The last chapters of the book inexplicably look beyond the Indian National Art Project, referencing Jewish artists such as Martha Isaacs, Mirra Alfassa (the Mother) and Anna Molka Ahmed; architects such as Joshua Benjamin, Louis Kahn and Moshe Safdie; and patrons of the art such as Jean Baptiste Ventura who have been treated more fully in Robbins and Tokayer’s Western Jews in India.

The Rothensteins and Tagores
Although the concluding chapter attempts a summary, the book as a whole lacks a strong analytical framework.  The main point it makes is that “…Jewish foreigners … were not controlled by doctrinaire, mystical, exotic, hostile or nationalist limitations to their approaches…They did not insist on an unchanging, consistent, uniform vision of ‘India’ as part of the ‘Orient,’ which was only ‘an idea that has a history and a tradition of thought, imagery, and vocabulary that has given it reality in and for the West’.”  It successfully demonstrates that outside impulses and influences enriched Indian art and artists who transform those influences to create new art forms.
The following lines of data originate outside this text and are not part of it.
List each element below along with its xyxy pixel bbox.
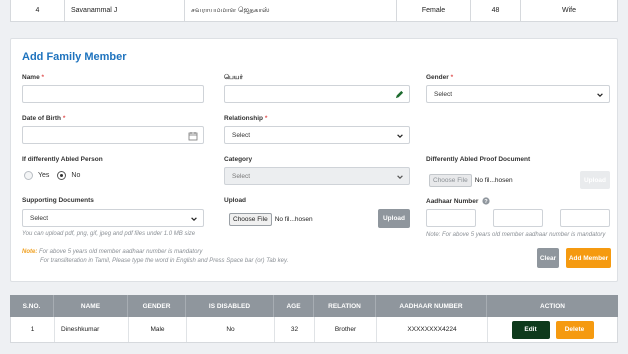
supporting-hint: You can upload pdf, png, gif, jpeg and p… bbox=[22, 231, 196, 237]
cell-relation: Brother bbox=[315, 317, 377, 342]
chevron-down-icon bbox=[191, 217, 197, 222]
aadhaar-part2[interactable] bbox=[493, 209, 543, 227]
note-line-1: Note: For above 5 years old member aadha… bbox=[22, 249, 203, 255]
delete-button[interactable]: Delete bbox=[555, 320, 594, 339]
cell-gender: Male bbox=[129, 317, 187, 342]
relationship-selected: Select bbox=[232, 132, 251, 139]
previous-member-row: 4 Savanammal J சவராயமமாள ஜெதகாஸ் Female … bbox=[10, 0, 618, 22]
category-label: Category bbox=[224, 156, 253, 163]
cell-disabled: No bbox=[187, 317, 275, 342]
chevron-down-icon bbox=[597, 93, 603, 98]
aadhaar-label: Aadhaar Number ? bbox=[426, 197, 490, 205]
dob-input[interactable] bbox=[22, 126, 204, 144]
page: 4 Savanammal J சவராயமமாள ஜெதகாஸ் Female … bbox=[0, 0, 628, 354]
add-family-member-card: Add Family Member Name * பெயர் Gender * … bbox=[10, 38, 618, 282]
name-tamil-input[interactable] bbox=[224, 85, 410, 103]
dob-label: Date of Birth * bbox=[22, 115, 66, 122]
chevron-down-icon bbox=[397, 134, 403, 139]
header-age: AGE bbox=[274, 295, 314, 317]
upload-button[interactable]: Upload bbox=[378, 209, 410, 228]
aadhaar-part1[interactable] bbox=[426, 209, 476, 227]
header-aadhaar: AADHAAR NUMBER bbox=[376, 295, 487, 317]
gender-label: Gender * bbox=[426, 74, 454, 81]
choose-file-button[interactable]: Choose File bbox=[229, 212, 272, 226]
cell-action: Edit Delete bbox=[488, 317, 617, 342]
prev-gender: Female bbox=[397, 0, 471, 21]
gender-select[interactable]: Select bbox=[426, 85, 610, 103]
cell-aadhaar: XXXXXXXX4224 bbox=[377, 317, 488, 342]
prev-relation: Wife bbox=[562, 7, 576, 14]
chevron-down-icon bbox=[397, 175, 403, 180]
radio-no[interactable] bbox=[57, 171, 67, 180]
clear-button[interactable]: Clear bbox=[537, 248, 559, 268]
category-select[interactable]: Select bbox=[224, 167, 410, 185]
cell-name: Dineshkumar bbox=[55, 317, 129, 342]
upload-file[interactable]: Choose File No fil...hosen bbox=[226, 210, 313, 228]
header-relation: RELATION bbox=[314, 295, 376, 317]
proof-doc-file[interactable]: Choose File No fil...hosen bbox=[426, 171, 513, 189]
header-is-disabled: IS DISABLED bbox=[186, 295, 274, 317]
table-header: S.NO. NAME GENDER IS DISABLED AGE RELATI… bbox=[10, 295, 618, 317]
table-row: 1 Dineshkumar Male No 32 Brother XXXXXXX… bbox=[10, 317, 618, 343]
proof-upload-button[interactable]: Upload bbox=[580, 171, 610, 189]
header-gender: GENDER bbox=[128, 295, 186, 317]
name-label: Name * bbox=[22, 74, 45, 81]
header-action: ACTION bbox=[540, 302, 565, 310]
proof-file-text: No fil...hosen bbox=[474, 176, 513, 184]
relationship-select[interactable]: Select bbox=[224, 126, 410, 144]
header-name: NAME bbox=[54, 295, 128, 317]
name-tamil-label: பெயர் bbox=[224, 74, 243, 81]
cell-age: 32 bbox=[275, 317, 315, 342]
header-sno: S.NO. bbox=[10, 295, 54, 317]
upload-label: Upload bbox=[224, 197, 247, 204]
svg-text:?: ? bbox=[484, 199, 488, 205]
members-table: S.NO. NAME GENDER IS DISABLED AGE RELATI… bbox=[10, 295, 618, 343]
help-circle-icon[interactable]: ? bbox=[482, 197, 490, 205]
radio-yes[interactable] bbox=[24, 171, 33, 180]
proof-choose-file-button[interactable]: Choose File bbox=[429, 173, 472, 187]
add-member-button[interactable]: Add Member bbox=[566, 248, 611, 268]
prev-sno: 4 bbox=[11, 0, 65, 21]
category-selected: Select bbox=[232, 173, 251, 180]
name-input[interactable] bbox=[22, 85, 204, 103]
calendar-icon bbox=[188, 132, 198, 141]
cell-sno: 1 bbox=[11, 317, 55, 342]
note-line-2: For transliteration in Tamil, Please typ… bbox=[40, 258, 289, 264]
radio-no-label: No bbox=[71, 172, 81, 179]
supporting-docs-select[interactable]: Select bbox=[22, 209, 204, 227]
prev-age: 48 bbox=[471, 0, 521, 21]
disabled-radio-group: Yes No bbox=[24, 171, 80, 180]
supporting-docs-label: Supporting Documents bbox=[22, 197, 94, 204]
radio-yes-label: Yes bbox=[38, 172, 50, 179]
card-title: Add Family Member bbox=[22, 51, 127, 63]
relationship-label: Relationship * bbox=[224, 115, 268, 122]
aadhaar-part3[interactable] bbox=[560, 209, 610, 227]
gender-selected: Select bbox=[434, 91, 453, 98]
proof-doc-label: Differently Abled Proof Document bbox=[426, 156, 531, 163]
pencil-icon bbox=[395, 90, 404, 99]
prev-name-tamil: சவராயமமாள ஜெதகாஸ் bbox=[185, 0, 397, 21]
supporting-selected: Select bbox=[30, 215, 49, 222]
prev-name: Savanammal J bbox=[65, 0, 185, 21]
upload-file-text: No fil...hosen bbox=[274, 215, 313, 223]
disabled-label: If differently Abled Person bbox=[22, 156, 103, 163]
edit-button[interactable]: Edit bbox=[511, 320, 550, 339]
aadhaar-hint: Note: For above 5 years old member aadha… bbox=[426, 232, 606, 238]
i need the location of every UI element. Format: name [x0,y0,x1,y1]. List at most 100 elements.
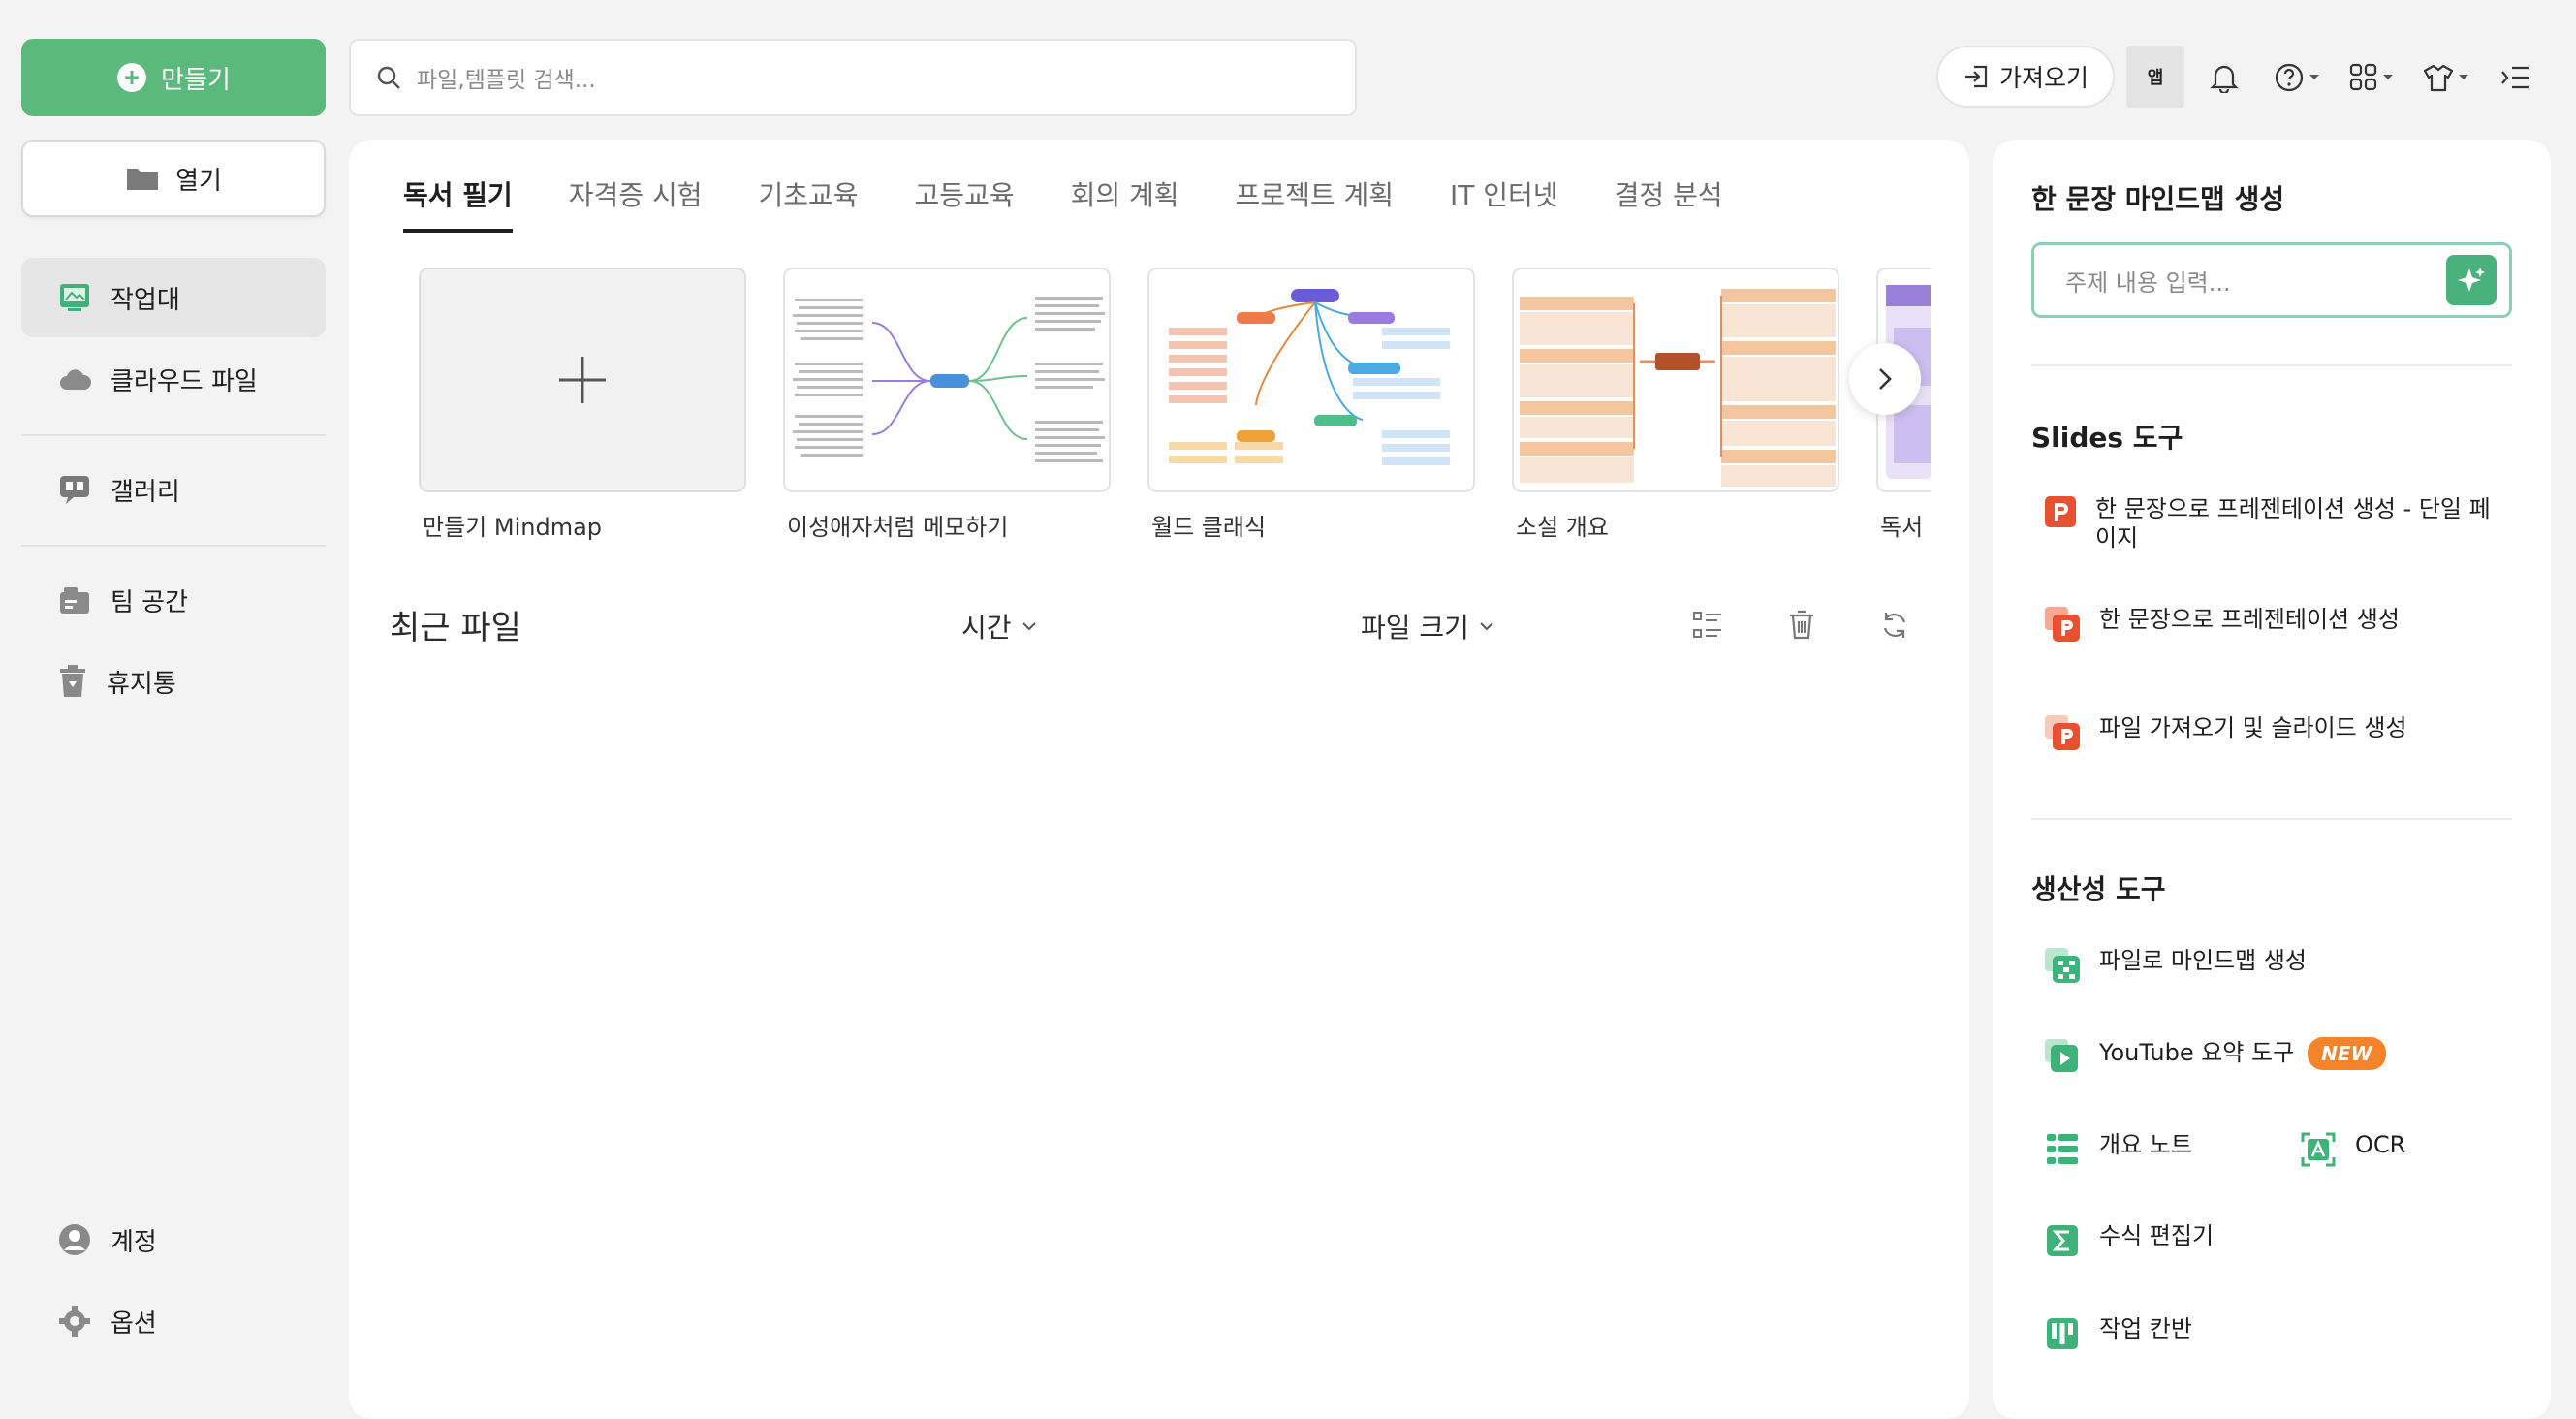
tab-certification-exam[interactable]: 자격증 시험 [569,174,703,233]
sidebar-divider [21,434,326,436]
template-card-thumbnail[interactable] [783,268,1111,492]
slides-tool-label: 한 문장으로 프레젠테이션 생성 - 단일 페이지 [2095,495,2491,552]
template-card-label: 소설 개요 [1516,514,1609,541]
topic-placeholder: 주제 내용 입력... [2065,268,2231,297]
list-view-button[interactable] [1692,611,1723,640]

It is intriguing to note that aside from Yehezekiel and Benjamin, who drew inspiration from their Jewish cultural roots, none of the others represented drew on their Jewish heritage, and many did not even acknowledge their Jewish identity.  The book raises but does not seek to answer interesting questions regarding why Western Jews were drawn to the effort to connect India to its pre-colonial traditions.